Subject: File No. S7-09-09
From: Kirsten Mires
Affiliation: CCO Lee Financial Corporation

July 28, 2009

In order to custody the assets for a client, custodians are now requiring audited financial statements of alternative investments. These new custodial requirements combined with the proposed rule would require many firms to have two separate audits on an annual basis.

While we already complete a general surprise audit on an annual basis, the new proposals would require us to continue the surprise audit and conduct a financial audit of ALL funds managed (this would include all private investments and partnerships) on an annual basis to meet the custodial requirements. This would greatly increase the cost of the audit, and in our opinion such a requirement would be considered unconscionable. To offset the increased cost to the RIA firms, the expenses associated with these audits could result in higher fees for clients.

In addition, an annual audit of each fund would not increase the accuracy level of the audit because these standards do not address the accounting differences between Level 1 to Level 3 assets and their valuations. There are funds (i.e. Level 3 assets) that cannot confirm their values. If the purpose of this proposal (and the surprise audit) is to verify the value of these funds, then the spirit of the legislation would be defeated in that CPAs audit on a tax cost basis (since they would not be able to confirm the funds level 3 values). Basically, this imposes a cost to all firms that doesnt have any valuable end result. The liability this would create for the CPAs is unrealistic and unfair. The more reputable CPA firms are not likely to perform these audits forcing RIAs to use smaller, unqualified CPA firms who do not have the experience or expertise to perform these audits. The end result is that this legislation could put good standing credible RIA firms out of business. This doesnt benefit the client or general public it hurts them by eliminating the pool of qualified investment advisors.

The requirement for CPAs to file form ADV-E within 120 days of the start of an audit is unrealistic. Due to the nature of these audits and reliance on confirmation responses from other parties (i.e. clients, etc), the timeframe to complete an audit should be at a minimum 210 days. It generally takes our accountants 180-210 days to complete a surprise audit of our company. The timeframe for completion would vary amongst firms as the number of days is in direct correlation to the number of alternative investments the firm holds. The impact of a shortened timeframe would likely increase the cost to complete the audit.
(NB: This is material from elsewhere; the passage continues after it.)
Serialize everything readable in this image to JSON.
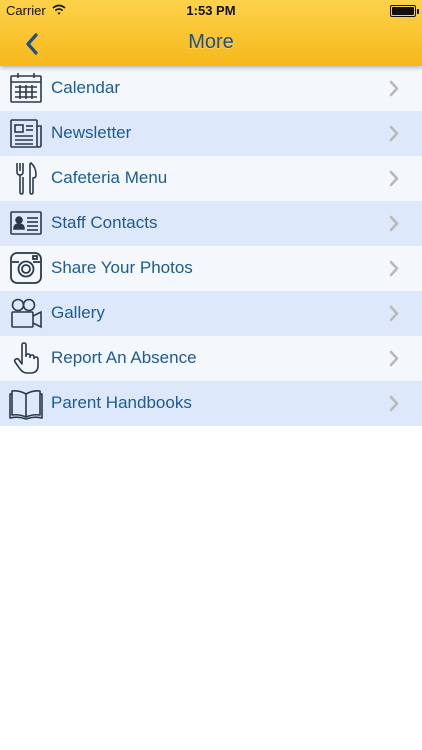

Due to higher overhead operating expenses, the additional costs may require a firm to increase their fees which could cause some firms to lose clients. Additional staff (CPA's, auditors, bookkeepers, etc.) may need to be added to conduct the multiple annual audits and increased reporting to firm's boards of director (if applicable). While we agree with more stringent controls and auditing measures, this seems burdensome and unrealistic.

In order to avoid these requirements, firms who currently pull their fees from clients accounts may stop this practice thereby, losing their best remedy for collecting delinquent fees. If a client doesnt pay, the only option left would now be to file with a collection agency which would probably result in losing the client and their fee altogether. The impact to the client would be that theyve lost their advisor and they now have an adverse penalty to their credit history report.

Your proposal questions whether or not it is feasible for you to specify minimum requirements for a CCO certification. Due to the individual nature of each firm, it would be very difficult to create an objective standard that would truly protect an account for all of the clients assets. If we cannot objectively certify, the end result would be different per certification and subject to various opinions and interpretations.

In a broad overview, this legislation would greatly impact our firm financially and would cost us thousands in additional dollars annually. Thus, dissolving the tools that allow RIAs to effectively run their business and prevent these firms from effectively doing their jobs.